Saudi Billionaire Prince Alwaleed Released
RIYADH (Dispatches) – Saudi Arabian billionaire Prince Alwaleed bin Talal was released from detention on Saturday, family sources said, more than two months after he was taken into custody in the kingdom’s sweeping crackdown on corruption.
His release came hours after he told Reuters in an interview at Riyadh’s opulent Ritz-Carlton hotel that he expected to be cleared of any wrongdoing and be freed within days.
A senior Saudi official said Prince Alwaleed’s release had come about after a financial settlement was reached with the attorney general.

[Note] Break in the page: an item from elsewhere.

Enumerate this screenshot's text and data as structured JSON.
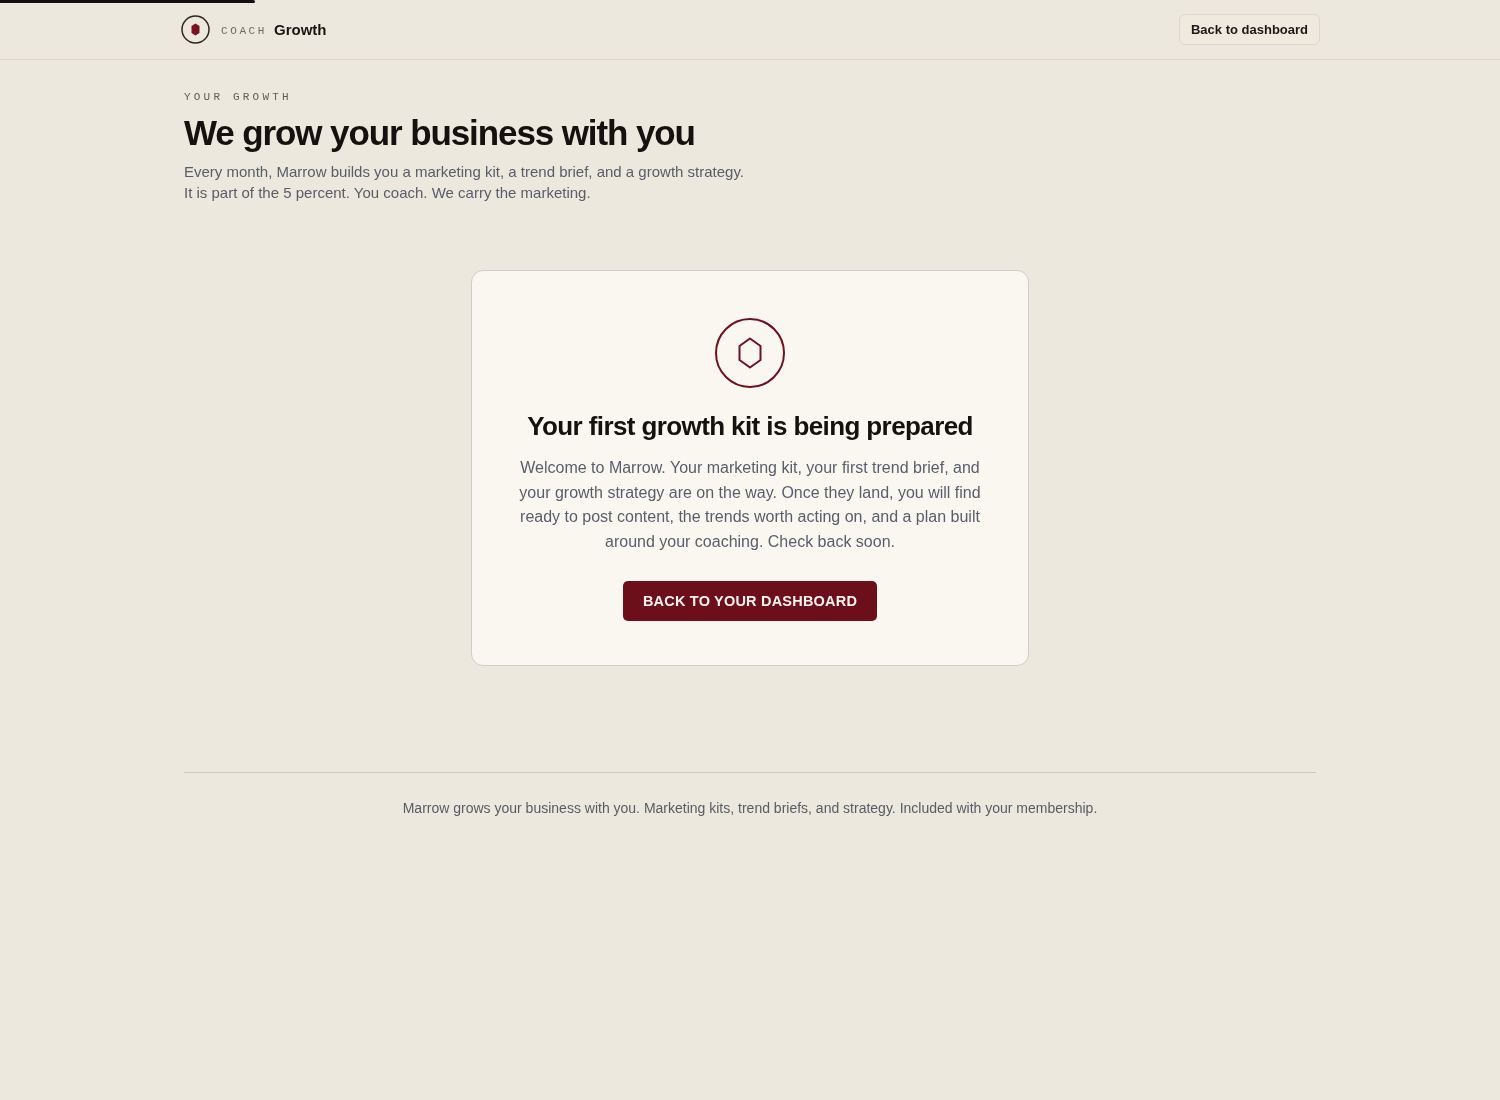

"The attorney general has approved this morning the settlement that was reached with Prince Alwaleed bin Talal, and the prince returned home at 1100 A.M.,” the official told Reuters, without giving details on the terms.
But the decision to free him, and the release of several other well-known tycoons on Friday, suggested the main part of the corruption probe was winding down after it sent shockwaves through Saudi Arabia’s business and political establishment.
"He has arrived home,” one source in Prince Alwaleed’s family told Reuters.
The Saudi prince was one of the businessmen and royals rounded up in November 2017 in an alleged "anti-corruption campaign” spearheaded by Crown Prince Mohammed bin Salman.
Observers said the campaign was actually meant to consolidate bin Salman’s power and silence his critics.
Bin Talal’s detention and the ensuing reports regarding his situation in custody made headlines around the world, putting pressure on bin Salman, who was linked to pricey art and real estate purchases at the height of the "anti-graft” clampdown.
On November 9, 2017, the Middle East Eye (MEE) news portal revealed that some of those detained in the Saudi crackdown were beaten and tortured so badly during their arrest or subsequent interrogations.
However, the report added, there are no wounds to the faces of those caught up so they will look normal when they next appear in public.
Bin Talal had reportedly been hung upside down and beaten at Ritz-Carlton Hotel. His father also went on hunger strike in protest at the detention of three of his sons as part of the kingdom’s purported anti-graft campaign.
Elsewhere in his interview, bin Talal, who is a nephew of King Salman bin Abdulaziz Al Saud, claimed that he had been well treated, rejecting reports of mistreatment and of being moved from Ritz-Carlton Hotel to a prison.
He further claimed that he was expected to keep control of his global investment company Kingdom Holding without being required to give up assets to the government.